Friday, November 22, 2013

Kennedy's Legacy in Space

The Soviet Union was the  first government to place a satellite into orbit in 1957 which put enormous pressure on President Eisenhower and the United States to create a civilian space program to match Soviet efforts. The US military would have preferred to continue American's manned and unmanned space program themselves. And even America's famous rocket scientist,  Wernher von Braun, who helped place America's first satellite into orbit, was reluctant to abandon the Army's space program for the new civilian space program (NASA).

But President Eisenhower was afraid that a US military industrial complex that was already spending astronomical amounts of money on Earth-- would do the same in space. So creating a peaceful civilian space program was Eisenhower's attempt to curtail massive expenditures on space travel by the US military.

But people forget that during John  Kennedy's administration, the US was still well behind the Soviet Union in space achievements and in space technology. The Soviets placed the first human being in orbit soon after  Kennedy came into office, further demonstrating their growing technological and political superiority over the United States and the non-communist world. Afterwards, the Soviet Union paraded Yuri Gagarin around the world as an international super star, a political ambassador for the wonders of communism

Kennedy's reason for entertaining the idea of cooperating with the Soviet Union in space was because no one really knew what the manned Soviet goals in space really were. Would the Soviets claim the Moon and eventually the rest of the Solar System as part of the growing Soviet communist empire? And with the US so far behind in space technology, could the US even stop them from doing so!

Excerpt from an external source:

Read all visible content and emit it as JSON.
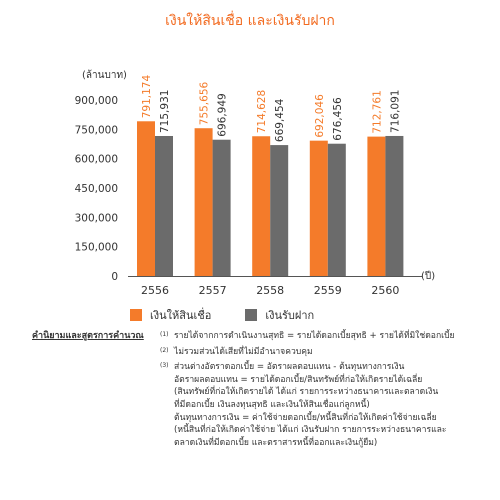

Kennedy was told that America was so far behind the Soviet Union in space technology that they would have to spend massive amounts of  money on space if the US was to avoid Soviet domination of the new frontiers of space. So that's why he did it! That's why Kennedy used the Moon as a way of leaping ahead of Soviet efforts in space-- just a week after the Soviets humiliated the US again by placing the first human into orbit around the Earth.

International communism and Soviet influence at that time was threatening the United States in practically every region of the planet. We were still in the middle of the Cold War-- and it wasn't a joke!  Just a year after  Kennedy came into office, the Cuban missile crisis between the US and the Soviet Union almost started World War III and a possible thermonuclear war.

However, the race between the US and Soviet Union in space ended during the Johnson administration when both the US and the Soviet Union signed the Outer Space Treaty in 1967. The law forbid any country from placing weapons of mass destruction on the lunar surface or on any other celestial body and also made it illegal for any single country to own the Moon or any other celestial body in space. So the US fear of a militarized communist Moon was finally over and so were the reasons for a space race between the US and the Soviet Union.

But America's commitment and momentum to reach the Moon was still there even though America was consumed in its tragic military commitment in Vietnam. But US astronauts Neil Armstrong and Buzz Aldrin landed on the lunar surface in July of 1969. The two lunar astronauts plus astronaut Michael Collins, who remained in lunar orbit during the lunar excursions,  returned safely to the Earth a few days later--  fulfilling Kennedy's goal and cementing his legacy as one of the most insightful and inspirational presidents in the history of our nation.